The date of this great fortification is not well ascertained, but it is said to have been completed about 214 years before the Christian era. It begins at its eastern extremity with a strong bulwark, or large pile of stone, raised in the Yellow sea, and proceeds westward till it terminates near the city of Kin, on the Hoang-Ho, in the impassable mountains and sandy deserts, which begin from that point to cover the western frontiers. It is carried across rivers, valleys, marshes, and over the top of the highest moun

tains without a single interruption in its course, except by a ridge of inaccessible mountains, near the city of Suen, to which it is closely united on each side, and by the river Hoang-Ho, which passes through it in its progress to the sea; while rivers of smaller size find a passage by means of arches like those of a bridge, without breaking the line of building.

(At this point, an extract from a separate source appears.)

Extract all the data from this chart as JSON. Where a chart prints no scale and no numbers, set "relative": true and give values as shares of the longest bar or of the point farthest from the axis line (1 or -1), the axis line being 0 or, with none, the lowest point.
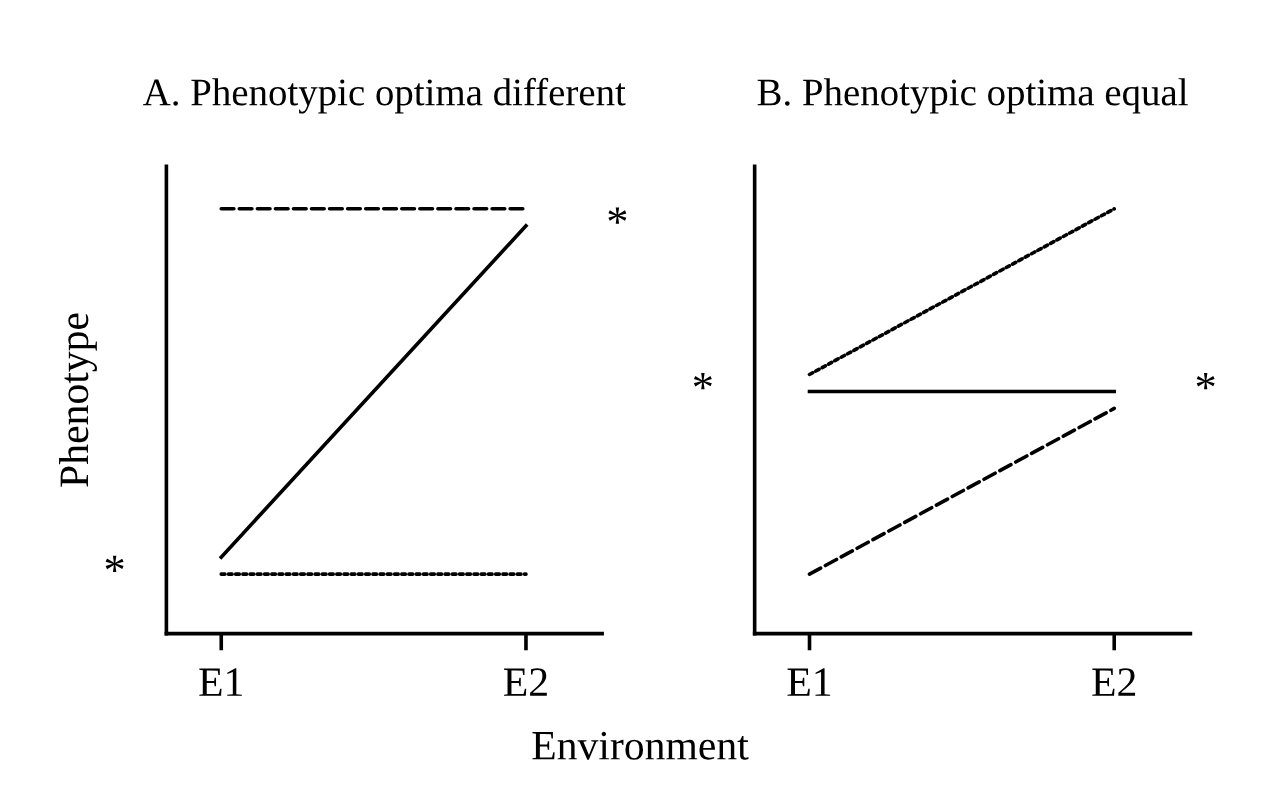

It has been computed that this enormous fabric, including the earthen part of the mound, would furnish materials sufficient to surround the earth, in two of its great circles, with two walls, each of them six feet high and two thick. It has also been further calculated, that all the houses in Great-Britain, supposing them to amount to the number of 1,800,000, and to average 2,000 cubic feet of masonry, would not be equivalent to the solid contents of this immense building.

THE IMPERIAL CANAL.

The Imperial Canal of China is the greatest work of the kind in the world. It extends from north to south, 500 or 600 miles in length, cutting the great rivers nearly at right angles. Like the other canals of China, it is not constructed on the same scientific principles as those of Europe, nor composed, like them, of standing water, fed by reservoirs, elevated and lowered by locks. It is formed merely by turning aside the course of a river, and conducting its waters, by an artificial channel, till they join those of another river, from the other side of which the line is continued. The want of locks obliges the Chinese to conduct the canal, by a winding line round the different elevations which are encountered in its course.

In many places the channel is cut to the depth of 60 or 70 feet below the surface; in other places, embankments are constructed along swamps and lakes, often 20 feet above the level of the surrounding country; so that a body of water, 200 feet wide, is seen rolling along, at the rate of three miles an hour, on a level with the tops of the walls of the cities on its banks.